Controlled drinking, also known as “moderate drinking” or “drinking in moderation,” is an approach that involves setting limits around alcohol consumption to ensure that drinking remains safe and doesn’t interfere with one’s health, daily life, or responsibilities. Despite the reported relationship between severity and CD outcomes, many diagnosed alcoholics do control their drinking. The Rand study quantified the relationship between severity of alcohol dependence and controlled-drinking outcomes, although, overall, the Rand population was a severely alcoholic one in which “virtually all subjects reported symptoms of alcohol dependence” (Polich, Armor, and Braiker, 1981). Severity of alcoholism is the most generally accepted clinical indicator of the appropriateness of CD therapy (Rosenberg, 1993). Untreated alcohol abusers probably have less severe drinking problems than clinical populations of alcoholics, which may explain their higher levels of controlled drinking.

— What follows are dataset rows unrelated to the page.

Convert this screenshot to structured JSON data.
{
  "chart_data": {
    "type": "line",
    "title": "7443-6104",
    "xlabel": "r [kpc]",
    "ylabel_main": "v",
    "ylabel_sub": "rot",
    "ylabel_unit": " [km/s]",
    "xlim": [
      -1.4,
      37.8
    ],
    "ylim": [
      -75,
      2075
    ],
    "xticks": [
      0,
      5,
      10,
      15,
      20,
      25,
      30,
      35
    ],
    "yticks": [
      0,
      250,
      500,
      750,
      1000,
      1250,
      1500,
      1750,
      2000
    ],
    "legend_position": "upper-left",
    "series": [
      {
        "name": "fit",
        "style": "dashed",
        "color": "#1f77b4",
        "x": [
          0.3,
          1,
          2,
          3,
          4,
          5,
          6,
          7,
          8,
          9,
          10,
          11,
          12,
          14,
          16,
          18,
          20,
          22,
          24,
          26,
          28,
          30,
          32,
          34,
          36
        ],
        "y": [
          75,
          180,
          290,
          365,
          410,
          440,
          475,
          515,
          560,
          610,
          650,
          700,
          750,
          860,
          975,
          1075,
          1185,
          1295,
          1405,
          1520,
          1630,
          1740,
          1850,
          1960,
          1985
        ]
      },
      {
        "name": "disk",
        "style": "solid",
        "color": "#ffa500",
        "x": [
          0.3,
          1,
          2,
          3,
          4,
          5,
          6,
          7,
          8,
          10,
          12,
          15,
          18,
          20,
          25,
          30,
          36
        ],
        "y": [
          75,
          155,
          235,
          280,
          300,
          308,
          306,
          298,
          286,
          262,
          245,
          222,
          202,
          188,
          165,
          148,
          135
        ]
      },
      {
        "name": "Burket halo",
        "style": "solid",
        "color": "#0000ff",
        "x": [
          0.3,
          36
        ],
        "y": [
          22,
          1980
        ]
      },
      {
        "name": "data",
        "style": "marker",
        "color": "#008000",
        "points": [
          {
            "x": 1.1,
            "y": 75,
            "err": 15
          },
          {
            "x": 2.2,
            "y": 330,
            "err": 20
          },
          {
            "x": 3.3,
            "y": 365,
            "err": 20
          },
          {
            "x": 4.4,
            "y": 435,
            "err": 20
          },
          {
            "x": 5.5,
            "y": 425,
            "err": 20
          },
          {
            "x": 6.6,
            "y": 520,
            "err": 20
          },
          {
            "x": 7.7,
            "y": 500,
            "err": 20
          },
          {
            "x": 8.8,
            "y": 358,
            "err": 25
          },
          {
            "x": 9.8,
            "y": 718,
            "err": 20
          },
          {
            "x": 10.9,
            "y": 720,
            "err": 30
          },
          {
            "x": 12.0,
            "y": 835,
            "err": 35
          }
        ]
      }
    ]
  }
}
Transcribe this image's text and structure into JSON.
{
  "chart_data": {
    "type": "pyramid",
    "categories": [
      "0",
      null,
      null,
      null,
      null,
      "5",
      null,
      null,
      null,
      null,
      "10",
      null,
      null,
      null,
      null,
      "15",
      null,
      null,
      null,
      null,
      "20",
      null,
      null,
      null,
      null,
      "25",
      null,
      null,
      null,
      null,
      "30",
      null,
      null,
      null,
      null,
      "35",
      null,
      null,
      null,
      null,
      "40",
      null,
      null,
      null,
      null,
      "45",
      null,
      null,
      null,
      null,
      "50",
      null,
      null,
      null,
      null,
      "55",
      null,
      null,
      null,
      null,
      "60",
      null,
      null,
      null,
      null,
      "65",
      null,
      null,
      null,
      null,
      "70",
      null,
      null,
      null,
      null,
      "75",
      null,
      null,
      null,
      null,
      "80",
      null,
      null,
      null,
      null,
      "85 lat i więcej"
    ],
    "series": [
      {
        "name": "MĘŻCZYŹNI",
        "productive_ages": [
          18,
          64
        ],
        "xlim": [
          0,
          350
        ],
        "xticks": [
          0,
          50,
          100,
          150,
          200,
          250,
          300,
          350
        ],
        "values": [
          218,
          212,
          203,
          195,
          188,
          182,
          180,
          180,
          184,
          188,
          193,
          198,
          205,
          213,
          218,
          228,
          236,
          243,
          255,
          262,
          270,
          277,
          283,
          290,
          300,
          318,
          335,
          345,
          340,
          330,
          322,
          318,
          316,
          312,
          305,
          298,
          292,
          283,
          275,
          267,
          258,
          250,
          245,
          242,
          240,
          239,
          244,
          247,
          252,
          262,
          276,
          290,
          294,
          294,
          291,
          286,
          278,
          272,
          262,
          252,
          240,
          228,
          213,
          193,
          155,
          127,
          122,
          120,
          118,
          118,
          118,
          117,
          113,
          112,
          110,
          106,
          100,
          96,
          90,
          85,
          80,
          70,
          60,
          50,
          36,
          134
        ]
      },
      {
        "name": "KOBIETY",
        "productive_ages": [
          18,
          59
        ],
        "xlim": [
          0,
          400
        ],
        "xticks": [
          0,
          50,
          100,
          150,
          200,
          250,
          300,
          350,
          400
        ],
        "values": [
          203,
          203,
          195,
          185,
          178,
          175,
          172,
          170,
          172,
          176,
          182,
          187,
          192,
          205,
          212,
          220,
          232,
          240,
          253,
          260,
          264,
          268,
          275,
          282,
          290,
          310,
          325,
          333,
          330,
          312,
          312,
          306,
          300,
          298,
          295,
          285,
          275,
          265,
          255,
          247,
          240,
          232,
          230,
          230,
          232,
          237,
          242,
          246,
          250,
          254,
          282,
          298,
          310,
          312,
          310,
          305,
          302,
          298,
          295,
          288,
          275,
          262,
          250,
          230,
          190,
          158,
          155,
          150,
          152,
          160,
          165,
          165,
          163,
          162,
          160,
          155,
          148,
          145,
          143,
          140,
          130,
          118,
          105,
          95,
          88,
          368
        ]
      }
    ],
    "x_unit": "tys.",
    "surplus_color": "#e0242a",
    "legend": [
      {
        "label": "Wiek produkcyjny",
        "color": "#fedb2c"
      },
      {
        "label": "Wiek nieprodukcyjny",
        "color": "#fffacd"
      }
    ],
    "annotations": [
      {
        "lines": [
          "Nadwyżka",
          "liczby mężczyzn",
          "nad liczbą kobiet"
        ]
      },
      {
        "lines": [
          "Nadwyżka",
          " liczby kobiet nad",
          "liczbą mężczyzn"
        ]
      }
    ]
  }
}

Multivariable stepwise regressions (Table2) show that younger individuals were significantly more likely to benon-abstinent, and movement to the next oldest age category reduced the odds ofnon-abstinence by an average of 27%. Importantly, the confidence intervals were narrow andextremely similar across models, implying that the effect of age was robust to modelspecification. In regard to help-seeking and problem severity, having attended at leastone 12-step meeting and the number of DSM-IV dependence symptoms were both significantlyrelated to non-abstinence. In the fully saturated models, any twelve-step attendancedecreased odds of non-abstinence by 57–76% (Model 4), while each additional DSMsymptom decreased odds of non-abstinence by 73–89% (Model 4).